Doce horas más tarde, lo único que cambió en la oficina de Ricciardi era la luz; la polvorienta lámpara de sobremesa con su pantalla verde había sustituido al anémico sol del invierno tardío. El comisario seguía inclinado sobre el escritorio, concentrado en cumplimentar unos impresos.
Cada vez más pensaba en sí mismo como en un empleado del catastro, obligado a dedicar la mayor parte de su tiempo a transcribir fórmulas y registrar números: la contabilidad del crimen, la retórica del delito.
A eso de las dos había cedido al hambre y, a pesar del frío, salió a la calle sin sobretodo para tomar una pizza en el carrito ambulante que había debajo de la jefatura. El humo espeso de la olla de aceite hirviendo, el apetitoso olor de la fritura, el calor de la pasta caliente, siempre le habían resultado irresistibles. Uno de esos momentos en que se sentía alimentado por la ciudad como por una madre. Luego, como tenía por costumbre, tomó un café rápido en la piazza del Plebiscito, en el Gambrinus, donde veía pasar los tranvías, llevando a remolque su cargamento habitual de alegres granujillas, que, en inestable equilibrio sobre las vías, viajaban agarrados a la carrocería.

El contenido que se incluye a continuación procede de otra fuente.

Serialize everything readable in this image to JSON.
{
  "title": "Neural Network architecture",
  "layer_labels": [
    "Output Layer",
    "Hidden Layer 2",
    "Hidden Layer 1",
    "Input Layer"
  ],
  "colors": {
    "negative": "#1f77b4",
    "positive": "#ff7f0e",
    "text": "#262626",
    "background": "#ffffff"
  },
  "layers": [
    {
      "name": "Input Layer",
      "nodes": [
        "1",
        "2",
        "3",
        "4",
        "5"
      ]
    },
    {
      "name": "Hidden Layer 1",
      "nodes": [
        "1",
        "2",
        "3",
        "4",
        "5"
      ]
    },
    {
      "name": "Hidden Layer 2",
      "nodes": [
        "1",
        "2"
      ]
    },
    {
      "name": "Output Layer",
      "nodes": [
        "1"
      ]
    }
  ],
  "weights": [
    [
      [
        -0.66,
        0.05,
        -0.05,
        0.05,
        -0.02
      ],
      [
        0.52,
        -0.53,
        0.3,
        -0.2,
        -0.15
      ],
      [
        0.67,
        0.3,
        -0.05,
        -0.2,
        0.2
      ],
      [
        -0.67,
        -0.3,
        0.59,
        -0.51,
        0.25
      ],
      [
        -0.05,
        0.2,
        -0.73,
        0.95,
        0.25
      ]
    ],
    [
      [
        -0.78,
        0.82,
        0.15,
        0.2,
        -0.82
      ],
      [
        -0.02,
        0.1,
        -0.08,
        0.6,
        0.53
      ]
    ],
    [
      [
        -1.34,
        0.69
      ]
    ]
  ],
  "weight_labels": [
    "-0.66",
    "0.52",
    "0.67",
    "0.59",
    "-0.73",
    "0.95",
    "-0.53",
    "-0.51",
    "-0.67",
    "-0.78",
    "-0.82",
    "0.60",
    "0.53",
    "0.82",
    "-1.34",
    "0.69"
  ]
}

Mientras apretaba la taza caliente entre los dedos, se acercó al cristal una niña de mirada ceñuda; de su mano derecha, abandonada al costado del cuerpo, colgaba un hatillo de trapos, tal vez una muñeca. No tenía brazo izquierdo, por la carne arrancada asomaba un blanco fragmento de hueso, astillado como un pedazo de madera nueva. La cadera ahuecada, la depresión del tórax hundida. Un carruaje, pensó Ricciardi. La niña lo miraba fijamente, y de pronto levantó el hatillo de trapos hacia él: «Ésta es mi hija. Yo le doy de comer y la lavo». Ricciardi dejó la taza, pagó y salió. Ya no se quitaría el frío de encima en todo el día.
A las ocho y media de la tarde, Maione se asomó otra vez a la puerta.
—¿Necesita algo más, dottore? Yo ya me voy, esta noche vienen a cenar mi cuñado y su mujer. Muchas veces me pregunto si esos dos no tienen casa. Siempre comen a mi costa.
—No, Maione, gracias. Tengo para un rato más, y después yo también me iré, termino con esto y por hoy cierro. Que pases una buena velada. Hasta mañana.
Maione cerró la puerta, dejando entrar una corriente helada que hizo estremecer a Ricciardi, como un presentimiento. Y debía de tratarse de un presentimiento, porque no transcurrieron ni cinco minutos cuando la puerta volvió a abrirse y por ella asomó la corpulenta y achaparrada silueta de Maione.
—Olvídese de lo que he dicho, dottore. Por una vez que me quería ir a mi hora. Alinei ha llamado por el telefonillo desde el portón, hay un muchacho. Tenemos que ir a ver, dice que ha ocurrido una desgracia en el San Carlo.